Después vino el plan de Malasia y el viaje a Marruecos. Allí encontró trabajo en un call center. Me pidió un pequeño apoyo económico para obtener el permiso laboral. Yo tenía la esperanza de que le gustara. Esperaba que no entregara todo su dinero a uno de los intermediarios que lo llevaría, junto a otros tantos, en una furgoneta sofocante hasta la costa, donde tendría que esperar días o semanas escondido, recibiendo agua y algo de pan duro de los traficantes. Que no lo obligaran con porras a subir a un bote improvisado, que ya se hundía bajo el peso de sus ocupantes aunque el mar estuviera en calma.
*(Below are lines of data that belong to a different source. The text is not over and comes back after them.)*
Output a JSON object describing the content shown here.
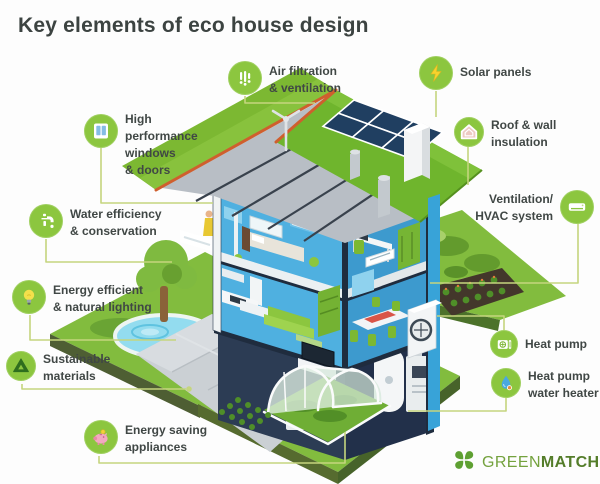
{
  "title": "Key elements of eco house design",
  "callouts": [
    {
      "label": "Air filtration\n& ventilation",
      "icon": "fan-icon"
    },
    {
      "label": "Solar panels",
      "icon": "lightning-icon"
    },
    {
      "label": "High\nperformance\nwindows\n& doors",
      "icon": "window-icon"
    },
    {
      "label": "Roof & wall\ninsulation",
      "icon": "insulated-house-icon"
    },
    {
      "label": "Water efficiency\n& conservation",
      "icon": "faucet-icon"
    },
    {
      "label": "Ventilation/\nHVAC system",
      "icon": "ac-unit-icon"
    },
    {
      "label": "Energy efficient\n& natural lighting",
      "icon": "lightbulb-icon"
    },
    {
      "label": "Sustainable\nmaterials",
      "icon": "recycle-icon"
    },
    {
      "label": "Heat pump",
      "icon": "heat-pump-icon"
    },
    {
      "label": "Heat pump\nwater heater",
      "icon": "water-drop-icon"
    },
    {
      "label": "Energy saving\nappliances",
      "icon": "piggy-bank-icon"
    }
  ],
  "brand": {
    "green": "GREEN",
    "match": "MATCH",
    "icon": "clover-icon"
  },
  "colors": {
    "accent_green": "#8cc63f",
    "connector_green": "#c5d57e",
    "text_dark": "#404745",
    "roof_green": "#7cb832",
    "roof_edge_orange": "#cf5f2e",
    "interior_blue": "#4fb0e0",
    "solar_panel_navy": "#203f61",
    "lawn_green": "#82bc3e",
    "pool_blue": "#93dcef",
    "brand_green": "#74a23e"
  }
}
Que no lo guiara un capitán desorientado por valles de olas negras, achicando agua con un cuenco. Que el motor y el combustible no explotaran, que nadie ardiera de repente en llamas y saltara al mar para apagarse, solo para desaparecer tragado por el agua y la noche. Que no fuera de los que se desplomaban de frío y hambre y ya no despertaban, que no iban a ver nunca la costa que se perfilaba tras dos días y noches interminables, que no se lanzara al agua de pura euforia donde aún era demasiado profunda, que no se ahogara justo antes de llegar a la orilla. Que la Guardia Civil lo recogiera, le diera mantas, agua, comida. Que no lo devolvieran, sino que lo llevaran de las islas Canarias a la península, para que al menos no todo hubiera sido en vano, para que no tuviera que hacer el viaje una vez más.

En algún momento en la fábrica hubo un pequeño incendio. Nadie murió, pero las autoridades aprovecharon el pretexto para desalojarla. Ahora tiene la entrada tapiada. En los balcones de enfrente ondean las banderas de la independencia catalana. Desde hace meses no se habla de otra cosa aquí.